The German research icebreaker Polarstern. Photo: Alfred Wegener Institute, Twitter
The research icebreaker Polarstern of the German Alfred-Wegener-Institut for Polar and Marine Research (AWI) reached the North Pole early on August 22nd. The ship’s journey into the Canadian Arctic began in Norway a few weeks ago and the ship did not encounter thick pack ice until August 9th. In contrast to previous voyages in 1991 and 2001 the Polarstern is able to operate without additional icebreaker support. The absence of the ice sheet in many areas of the Arctic and the decline of the overall thickness of the ice also allows for a direct passage across the pole into the Canadian Arctic archipelago.

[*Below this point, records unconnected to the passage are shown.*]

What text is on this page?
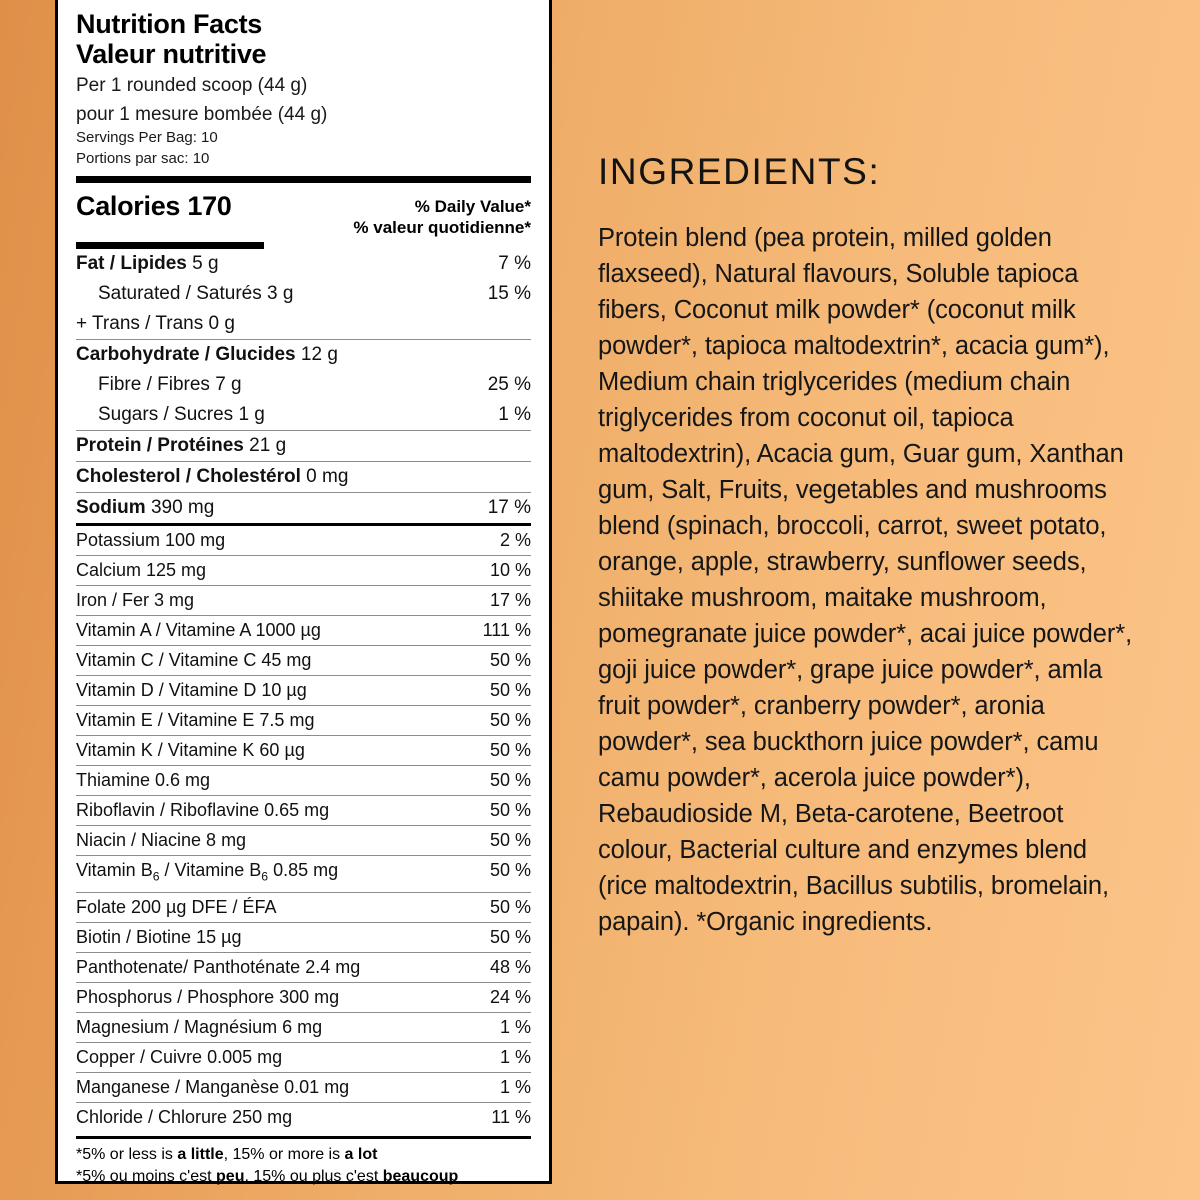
Nutrition Facts
Valeur nutritive
Per 1 rounded scoop (44 g)
pour 1 mesure bombée (44 g)
Servings Per Bag: 10
Portions par sac: 10
Calories 170	% Daily Value*
% valeur quotidienne*
Fat / Lipides 5 g	7 %
Saturated / Saturés 3 g	15 %
+ Trans / Trans 0 g
Carbohydrate / Glucides 12 g
Fibre / Fibres 7 g	25 %
Sugars / Sucres 1 g	1 %
Protein / Protéines 21 g
Cholesterol / Cholestérol 0 mg
Sodium 390 mg	17 %
Potassium 100 mg	2 %
Calcium 125 mg	10 %
Iron / Fer 3 mg	17 %
Vitamin A / Vitamine A 1000 µg	111 %
Vitamin C / Vitamine C 45 mg	50 %
Vitamin D / Vitamine D 10 µg	50 %
Vitamin E / Vitamine E 7.5 mg	50 %
Vitamin K / Vitamine K 60 µg	50 %
Thiamine 0.6 mg	50 %
Riboflavin / Riboflavine 0.65 mg	50 %
Niacin / Niacine 8 mg	50 %
Vitamin $B_6$ / Vitamine $B_6$ 0.85 mg	50 %
Folate 200 µg DFE / ÉFA	50 %
Biotin / Biotine 15 µg	50 %
Panthotenate/ Panthoténate 2.4 mg	48 %
Phosphorus / Phosphore 300 mg	24 %
Magnesium / Magnésium 6 mg	1 %
Copper / Cuivre 0.005 mg	1 %
Manganese / Manganèse 0.01 mg	1 %
Chloride / Chlorure 250 mg	11 %
*5% or less is a little, 15% or more is a lot
*5% ou moins c'est peu, 15% ou plus c'est beaucoup
INGREDIENTS:
Protein blend (pea protein, milled golden flaxseed), Natural flavours, Soluble tapioca fibers, Coconut milk powder* (coconut milk powder*, tapioca maltodextrin*, acacia gum*), Medium chain triglycerides (medium chain triglycerides from coconut oil, tapioca maltodextrin), Acacia gum, Guar gum, Xanthan gum, Salt, Fruits, vegetables and mushrooms blend (spinach, broccoli, carrot, sweet potato, orange, apple, strawberry, sunflower seeds, shiitake mushroom, maitake mushroom, pomegranate juice powder*, acai juice powder*, goji juice powder*, grape juice powder*, amla fruit powder*, cranberry powder*, aronia powder*, sea buckthorn juice powder*, camu camu powder*, acerola juice powder*), Rebaudioside M, Beta-carotene, Beetroot colour, Bacterial culture and enzymes blend (rice maltodextrin, Bacillus subtilis, bromelain, papain). *Organic ingredients.
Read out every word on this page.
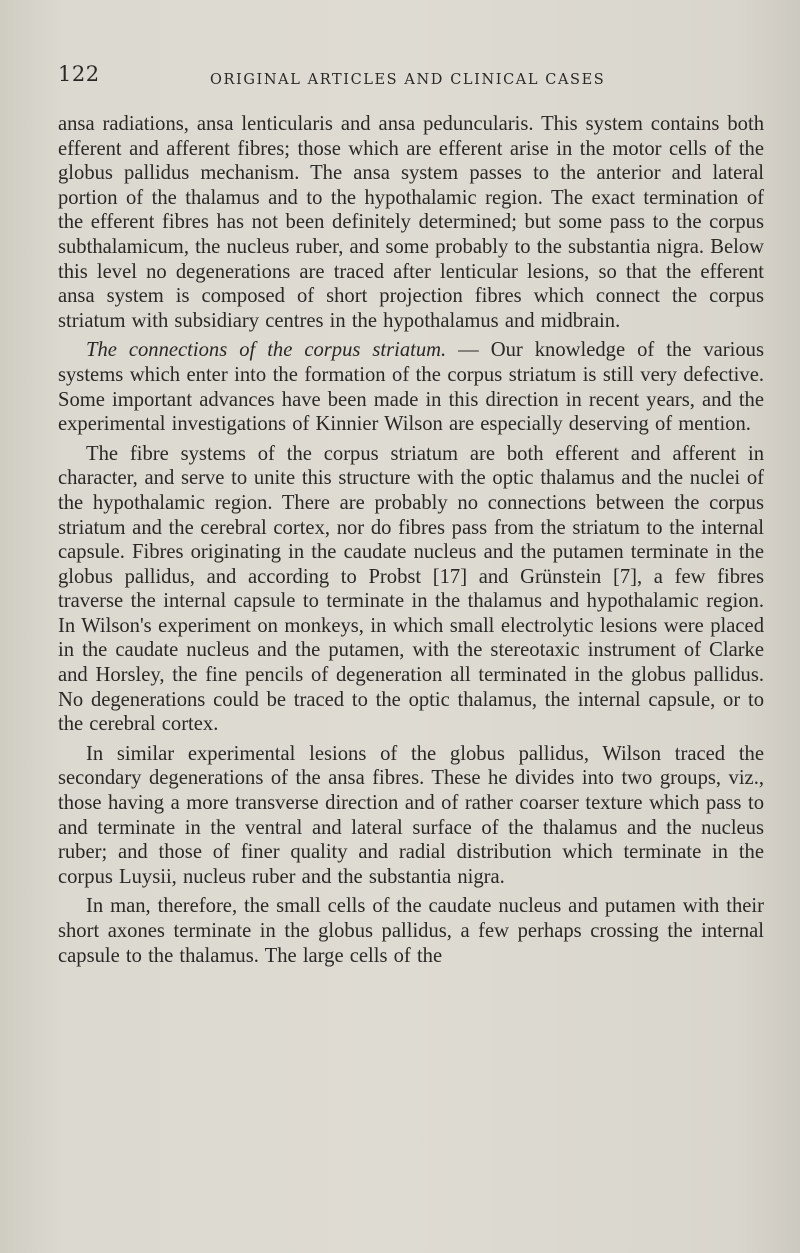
122	ORIGINAL ARTICLES AND CLINICAL CASES

ansa radiations, ansa lenticularis and ansa peduncularis. This system contains both efferent and afferent fibres; those which are efferent arise in the motor cells of the globus pallidus mechanism. The ansa system passes to the anterior and lateral portion of the thalamus and to the hypothalamic region. The exact termination of the efferent fibres has not been definitely determined; but some pass to the corpus subthalamicum, the nucleus ruber, and some probably to the substantia nigra. Below this level no degenerations are traced after lenticular lesions, so that the efferent ansa system is composed of short projection fibres which connect the corpus striatum with subsidiary centres in the hypothalamus and midbrain.

The connections of the corpus striatum. — Our knowledge of the various systems which enter into the formation of the corpus striatum is still very defective. Some important advances have been made in this direction in recent years, and the experimental investigations of Kinnier Wilson are especially deserving of mention.

The fibre systems of the corpus striatum are both efferent and afferent in character, and serve to unite this structure with the optic thalamus and the nuclei of the hypothalamic region. There are probably no connections between the corpus striatum and the cerebral cortex, nor do fibres pass from the striatum to the internal capsule. Fibres originating in the caudate nucleus and the putamen terminate in the globus pallidus, and according to Probst [17] and Grünstein [7], a few fibres traverse the internal capsule to terminate in the thalamus and hypothalamic region. In Wilson's experiment on monkeys, in which small electrolytic lesions were placed in the caudate nucleus and the putamen, with the stereotaxic instrument of Clarke and Horsley, the fine pencils of degeneration all terminated in the globus pallidus. No degenerations could be traced to the optic thalamus, the internal capsule, or to the cerebral cortex.

In similar experimental lesions of the globus pallidus, Wilson traced the secondary degenerations of the ansa fibres. These he divides into two groups, viz., those having a more transverse direction and of rather coarser texture which pass to and terminate in the ventral and lateral surface of the thalamus and the nucleus ruber; and those of finer quality and radial distribution which terminate in the corpus Luysii, nucleus ruber and the substantia nigra.

In man, therefore, the small cells of the caudate nucleus and putamen with their short axones terminate in the globus pallidus, a few perhaps crossing the internal capsule to the thalamus. The large cells of the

The Polarstern carries 55 scientists from six different countries conducting a “Study on the Changing Nature of the Arctic Ocean.” Besides ice observations the study examines water samples and sediment cores. The goal of the study is to gain a better understanding how increasing amounts of fresh water, differing ocean currents, and changing ice conditions have affected the Arctic food chain.
On its voyage the ship measured an average ice thickness of 0.9 meters. This rivals figures from 2007 when the Arctic witnessed a record low ice extent. In contrast the Polarstern observed an average thickness of more than 2 meters back in 2001 during its second voyage to the North Pole.
The continued thinning of the ice renders it more vulnerable to solar radiation, ocean currents, and wind patterns. Ice above 1 meter in thickness usually survives the Arctic summer unless it is pushed into the North Atlantic by unfavorable wind conditions.
According to the AWI the ice encountered by the Polarstern is comparably thin, young, and unstable. In contrast to previous years, when thicker multi-year ice predominated the area around the pole, older ice currently only constitutes 10-20 % of the ice. Hence, the Polarstern has been able to break through the pack ice faster than expected. It has also come across several large areas of open water allowing it to travel at the relatively high speed of 3-6 knots.
The Polarstern first reached the North Pole on September 7, 1991 together with the Swedish research icebreaker Oden: the first conventionally powered vessels to reach the northernmost point on the planet. Almost 10 years later, on September 6, 2001, the Polarstern, conducting a joint expedition with the American icebreaker Healy, reached the North Pole for the second time.
After conducting research along the Canadian Basin the ship will travel through the Siberian Sea and is expected to return to Bremerhaven, Germany on October 7.